Fig. 26.8 The ROI Stats 3D panel showing ADC statistics within the left kidney ROI.

The top part of the panel shows the histogram of the voxel distribution of the parameter values. The options controlling the histogram are located below the histogram. These options include the Range, Number of bins, and Bin Width.

By default, the full range of values is displayed. To adjust the range, click Range to open dialog showing the lower and upper bounds and type new values. If Clip box is checked, the values outside the Range are not included into the histogram and from statistics calculation. This is reflected in the first order features and ROI voxel count (under Geometrical features). In response to the change of Range, the Number of bins is automatically updated (if Bin Width stays unchanged).

The range may also be set via specifying the low and high percentile bounds to be displayed (by clicking the % button and entering the corresponding values). Clicking Full restores the full range of values included into the histogram.

The lower left part of the panel lists the first order features of the voxel values distribution, including the mean, standard deviations, etc., as well as a selection of percentile values between 1% and 95%.

All values are displayed in scientific notation, e.g., mean ADC = 3.487193e-03 = 0.003487193.

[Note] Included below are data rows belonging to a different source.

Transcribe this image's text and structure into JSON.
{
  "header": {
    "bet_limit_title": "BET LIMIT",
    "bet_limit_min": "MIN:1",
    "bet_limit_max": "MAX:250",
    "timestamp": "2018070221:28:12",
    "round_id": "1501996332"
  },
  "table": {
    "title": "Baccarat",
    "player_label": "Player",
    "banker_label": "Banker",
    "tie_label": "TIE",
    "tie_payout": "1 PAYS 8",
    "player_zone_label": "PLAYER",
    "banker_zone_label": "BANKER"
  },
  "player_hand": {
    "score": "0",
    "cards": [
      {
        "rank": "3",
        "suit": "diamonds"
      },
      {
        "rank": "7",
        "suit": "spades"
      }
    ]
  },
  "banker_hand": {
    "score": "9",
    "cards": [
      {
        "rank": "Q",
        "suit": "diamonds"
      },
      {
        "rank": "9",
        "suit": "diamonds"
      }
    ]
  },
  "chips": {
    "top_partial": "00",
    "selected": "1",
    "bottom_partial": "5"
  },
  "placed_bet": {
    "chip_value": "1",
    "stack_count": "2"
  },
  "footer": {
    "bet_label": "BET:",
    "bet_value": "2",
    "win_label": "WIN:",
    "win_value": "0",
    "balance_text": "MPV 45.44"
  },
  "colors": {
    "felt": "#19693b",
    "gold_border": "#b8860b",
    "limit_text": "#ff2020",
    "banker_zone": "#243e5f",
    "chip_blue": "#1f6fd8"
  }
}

Geometrical features list the voxel count and ROI volume and other parameters.

The Segmentation\Modeling options on the lower right enable partitioning (segmentation) of ROI voxels into subgroups, such as viable tissue versus necrotic tissue, based on the voxel value distribution. Voxels within each subgroup are presumed to have similar parameter values.

Clicking Save Stats opens a text file with the main statistical results (named RoiStats3D.txt), including ROI volume, first order features, and histogram. By default, this file is created in FireVoxel’s Temp directory, but can be saved in any user-selected directory.